Altıncı Koğuş
Belki de bu hayatı gerçekten anlayan, kabaca deli dediğimiz zihinlerdir.
Küçücük bir kasabada hiçbir şey yapmadan -haksız bir şekilde para kazandığını düşünen ve gerçekten düşünen bir doktorun hayat hikayesi.

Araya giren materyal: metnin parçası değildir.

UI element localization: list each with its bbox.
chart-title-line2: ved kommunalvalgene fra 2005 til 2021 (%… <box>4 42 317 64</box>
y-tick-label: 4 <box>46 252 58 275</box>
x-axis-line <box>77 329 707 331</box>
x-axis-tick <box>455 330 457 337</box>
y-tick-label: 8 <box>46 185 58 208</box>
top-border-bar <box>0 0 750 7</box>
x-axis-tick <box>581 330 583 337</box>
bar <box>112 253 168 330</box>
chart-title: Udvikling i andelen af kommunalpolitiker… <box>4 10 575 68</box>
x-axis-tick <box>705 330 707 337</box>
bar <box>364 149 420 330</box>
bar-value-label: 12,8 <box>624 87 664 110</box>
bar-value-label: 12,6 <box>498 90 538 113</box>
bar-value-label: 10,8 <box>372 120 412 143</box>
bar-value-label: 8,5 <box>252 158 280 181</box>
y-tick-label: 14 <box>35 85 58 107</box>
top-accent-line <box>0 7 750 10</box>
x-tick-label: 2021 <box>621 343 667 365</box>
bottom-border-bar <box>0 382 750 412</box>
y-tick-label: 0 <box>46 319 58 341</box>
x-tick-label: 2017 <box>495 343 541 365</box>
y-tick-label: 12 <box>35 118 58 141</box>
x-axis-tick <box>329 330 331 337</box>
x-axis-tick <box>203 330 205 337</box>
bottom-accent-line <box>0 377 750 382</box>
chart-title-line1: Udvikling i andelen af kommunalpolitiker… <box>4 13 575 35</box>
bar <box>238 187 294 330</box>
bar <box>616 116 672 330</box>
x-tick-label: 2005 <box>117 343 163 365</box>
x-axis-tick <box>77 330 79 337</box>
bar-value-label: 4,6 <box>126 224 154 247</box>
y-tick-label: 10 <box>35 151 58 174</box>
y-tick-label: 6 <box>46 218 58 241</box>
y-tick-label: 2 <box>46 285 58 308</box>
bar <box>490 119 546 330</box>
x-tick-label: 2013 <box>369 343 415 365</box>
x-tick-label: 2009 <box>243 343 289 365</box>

Tabiri caizse dişine göre birisini bulamayan sevgili doktorumuz Andrey Yefimıç yaşadığı hayattan, mesleğinden, evinden, insanlardan bunalmış durumdadır. Saçma muhabbetler, kart oyunları, kadınlar.. Her şey onun için çok saçmadır. Onun için tek gerçeklik akıldır. Her daim gelişen, düşünen ve muhteşem olan akıl. Sonra bir gün bir hastaya denk gelir ve evreka! O boş kasabada kafasına göre birini bulmuştur artık. Sürekli onunla sohbet eder, yemeğini, düzenini aksatır. Ruhunun doyuyor olması ile her şey önemini yitirmiştir.
Küçük kasabaların dedikodusu da bol olur. Bir süre sonra bu ziyaretler sorun olur ve Yefimıç bir çeşit muayeneden geçer. Artık onun hakkında karar verilmiştir.
Herkes yaşantısında kendisinden bir parça bulabilir Yefimıç'ın. Sessiz çığlığını, ona yapılan haksızlığı, boşvermişliği.. O kadar derinden işleniyor ki hissediyorsunuz. Gerçek insan olsa sarılıp ağlamak isterdim.
Bu ast-üst düzeninde üsttekiler altta olanın hâlini oraya gitmeden anlamıyor, anlayamıyor. Diğer tarafa geçtiğinde ise artık her şey için çok geç. Ne bu düzene uyuluyor ne de buradan gidiliyor. Yefimıç'ın da yaşadığı tam olarak bu. Sonunun temelinde; öyle üstünkörü değil, dolu dolu pişmanlık var.